CIOs Need to Snap Out of Complacency
As CIOs cope with digital disruption, the good news is that personal indicators lean positive. Compensation is up 7 percent, tenure holds steady, at about six years, and so does the portion of CIOs reporting to the CEO, at 44 percent, according to our 14th annual State of the CIO survey.
But don't rest easy. This year's results also reveal a collection of alarming disparities between what business colleagues want from IT and what CIOs think they're providing. That gap came to light when we worked with market research firm IDC, a sister company of CIO, to survey 304 non-IT business decision-makers on some of the same questions the State of the CIO survey posed to 558 IT leaders.
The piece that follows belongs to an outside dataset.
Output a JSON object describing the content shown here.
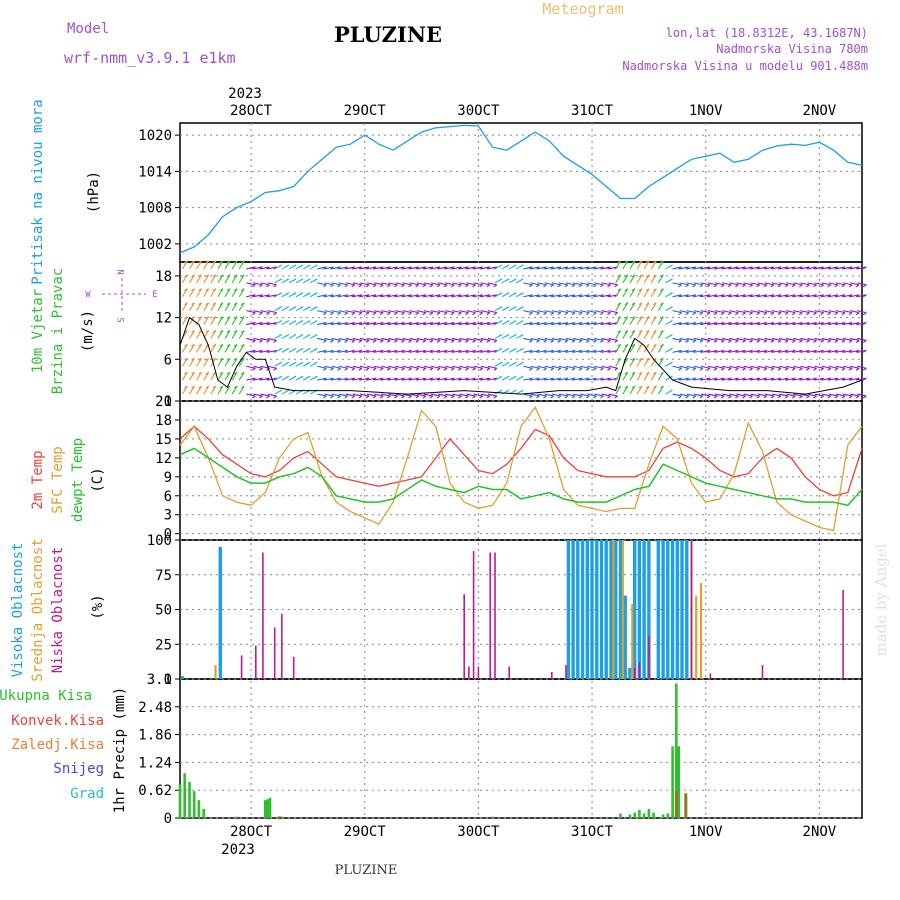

When conceiving big projects, CIOs often talk about finding the "pain points" in a process and fixing them. That's IT Management 101. But it seems CIOs haven't identified all of the pain points in the interaction between IT and the rest of the company. For example, 54 percent of business leaders see the IT group as an obstacle to getting things done, but only 33 percent of CIOs have the same impression. Business leaders want the CIO to simplify technology; it's the most important thing CIOs can do to improve relations, they say. They also say it's much more urgent than CIOs think for the IT group to reorganize, to be easier to work with and to train IT people to focus on external customers.